Fintech firm sale boosts Live Oak Bank

The income from the recent sale of its interest in financial technology firm Finxact presents a variety of opportunities for Live Oak Bancshares.


The company will realize about $120 million from Fiserv’s acquisition of all Finxact shares; it plans to leverage that capital in key areas, ranging from balance sheet enhancement to community support to strategic staffing.


“Unlocking $120 million of capital allows us the ability to do a few things,” Live Oak Bank President Huntley Garriott said during the company’s first quarter earnings call April 28. “First and foremost, it allows us to keep growing our balance sheet without having to raise dilutive equity, which is pretty unique among high-growth banks. The second thing is it allows us to accelerate some of our technology initiatives and redeploy some of the capital into [financial technology] investing.”


The third benefit Live Oak will realize from the capital is an ability to share some of it with employees and the greater community, Garriott said.


“As in the past, we’ve shared a portion of special gains, whether it’s from PPP or Greenlight [returns on an investment in that fintech venture] with our teammates; we intend to do that again,” Garriott continued. “And we also plan to give a portion of it back to our community to continue the work we’re doing to help support underserved small businesses and other community efforts.”


Earlier this year, Live Oak opened Channel, a small business center in downtown Wilmington whose primary aim is to provide help and resources to minority-owned ventures.


The sale proceeds, as Garriott suggested, give Live Oak a bit of breathing room in a market adjusting to higher interest rates and uncertain loan demand.


“With the Finxact gain of $120 million booked in the second quarter, we will take the opportunity to moderate our guaranteed sales in the second quarter and allow the markets to further digest the Fed’s rate moves,” Live Oak’s Chief Financial Officer William Losch said during the earnings call.

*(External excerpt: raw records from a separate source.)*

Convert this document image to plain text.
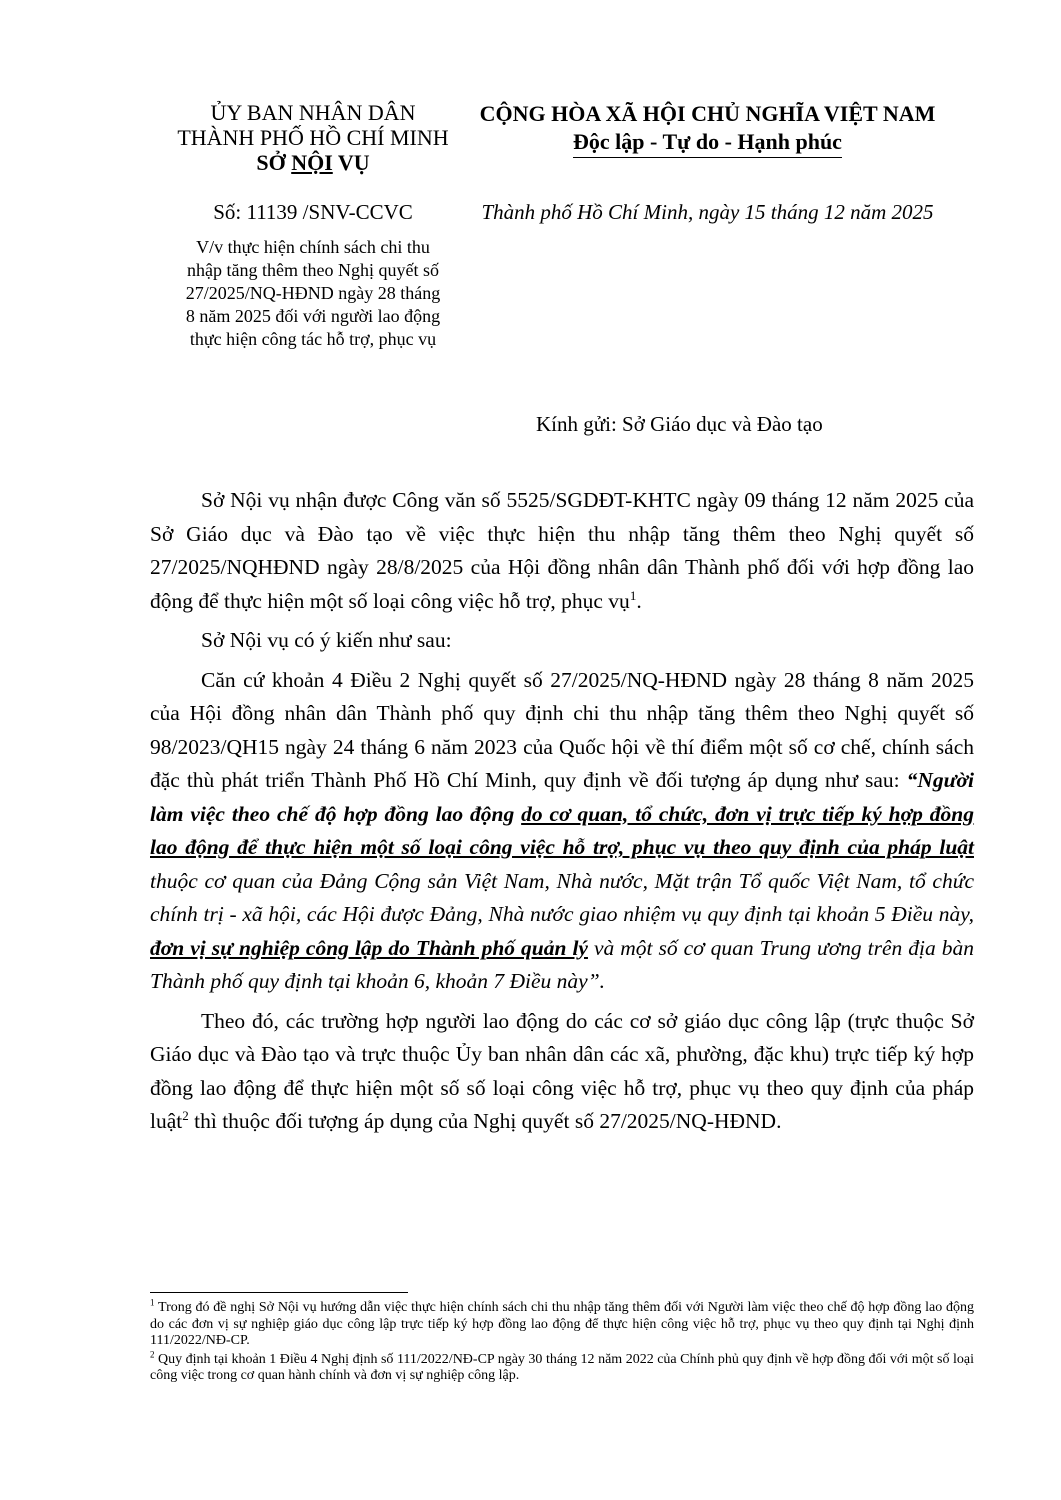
ỦY BAN NHÂN DÂN
THÀNH PHỐ HỒ CHÍ MINH
SỞ NỘI VỤ
CỘNG HÒA XÃ HỘI CHỦ NGHĨA VIỆT NAM
Độc lập - Tự do - Hạnh phúc
Số: 11139 /SNV-CCVC	Thành phố Hồ Chí Minh, ngày 15 tháng 12 năm 2025
V/v thực hiện chính sách chi thu
nhập tăng thêm theo Nghị quyết số
27/2025/NQ-HĐND ngày 28 tháng
8 năm 2025 đối với người lao động
thực hiện công tác hỗ trợ, phục vụ
Kính gửi: Sở Giáo dục và Đào tạo

Sở Nội vụ nhận được Công văn số 5525/SGDĐT-KHTC ngày 09 tháng 12 năm 2025 của Sở Giáo dục và Đào tạo về việc thực hiện thu nhập tăng thêm theo Nghị quyết số 27/2025/NQHĐND ngày 28/8/2025 của Hội đồng nhân dân Thành phố đối với hợp đồng lao động để thực hiện một số loại công việc hỗ trợ, phục vụ$^1$.

Sở Nội vụ có ý kiến như sau:

Căn cứ khoản 4 Điều 2 Nghị quyết số 27/2025/NQ-HĐND ngày 28 tháng 8 năm 2025 của Hội đồng nhân dân Thành phố quy định chi thu nhập tăng thêm theo Nghị quyết số 98/2023/QH15 ngày 24 tháng 6 năm 2023 của Quốc hội về thí điểm một số cơ chế, chính sách đặc thù phát triển Thành Phố Hồ Chí Minh, quy định về đối tượng áp dụng như sau: “Người làm việc theo chế độ hợp đồng lao động do cơ quan, tổ chức, đơn vị trực tiếp ký hợp đồng lao động để thực hiện một số loại công việc hỗ trợ, phục vụ theo quy định của pháp luật thuộc cơ quan của Đảng Cộng sản Việt Nam, Nhà nước, Mặt trận Tổ quốc Việt Nam, tổ chức chính trị - xã hội, các Hội được Đảng, Nhà nước giao nhiệm vụ quy định tại khoản 5 Điều này, đơn vị sự nghiệp công lập do Thành phố quản lý và một số cơ quan Trung ương trên địa bàn Thành phố quy định tại khoản 6, khoản 7 Điều này”.

Theo đó, các trường hợp người lao động do các cơ sở giáo dục công lập (trực thuộc Sở Giáo dục và Đào tạo và trực thuộc Ủy ban nhân dân các xã, phường, đặc khu) trực tiếp ký hợp đồng lao động để thực hiện một số số loại công việc hỗ trợ, phục vụ theo quy định của pháp luật$^2$ thì thuộc đối tượng áp dụng của Nghị quyết số 27/2025/NQ-HĐND.

$^1$ Trong đó đề nghị Sở Nội vụ hướng dẫn việc thực hiện chính sách chi thu nhập tăng thêm đối với Người làm việc theo chế độ hợp đồng lao động do các đơn vị sự nghiệp giáo dục công lập trực tiếp ký hợp đồng lao động để thực hiện công việc hỗ trợ, phục vụ theo quy định tại Nghị định 111/2022/NĐ-CP.

$^2$ Quy định tại khoản 1 Điều 4 Nghị định số 111/2022/NĐ-CP ngày 30 tháng 12 năm 2022 của Chính phủ quy định về hợp đồng đối với một số loại công việc trong cơ quan hành chính và đơn vị sự nghiệp công lập.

But that doesn’t mean Live Oak is going to slow down its pace of innovation, Garriott said.


“Ironically, the gain … will allow us to accelerate our development by continuing to hire world-class technology talent,” he said. “With this gain, we’re able to invest in incremental $10 million to $15 million per year in technology, some of which is already showing up in our first quarter numbers.”


What might those tech investments yield for Live Oak?


One focus, according to Garriott, will be enhancements to customer acquisition processes. “We already see the benefits of having easy account opening, where we’ve opened over 10,000 small business savings and CD accounts,” he said. “The growth in those balances is over 70% in the last year. Customer experience is another critical area, where the challenger banks have truly excelled and it’s critical for us, both offensively and defensively, to be best in class.”


Officials at Live Oak believe the banking industry is experiencing the early stages of what Garriott termed “tectonic shifts” in the way small businesses bank. The shift is on to embedding banking in small business software, and Live Oak wants to lead this shift.


“[Small businesses] access capital, they move money and they receive actionable information where they choose to bank – namely within the software they use to run their business,” he said.


To compete in this technology race, Live Oak will be looking for “the best and the brightest” new hires, according to Garriott. During the first quarter of 2022, Live Oak gained about 45 new employees, but many of those work in lending support functions, helping the lending teams catch up from the high level of activity in 2021. The bank will now look to beef up its tech sector staffing.


Live Oak is also deploying generalists around the country who work in a functional rather than industry segment: small business acquisitions.


“The demographic trends of the aging and retiring small business owners continue – the silver tsunami, they call it,” Garriott said. “We think we’re well positioned to support business owners in those change-of-control transactions.


“We’ve got 24 of those lenders currently year-to-date. We’ve hired seven folks in towns like Cincinnati and Minneapolis. And there’s a lot of great, great markets that we haven’t touched yet.”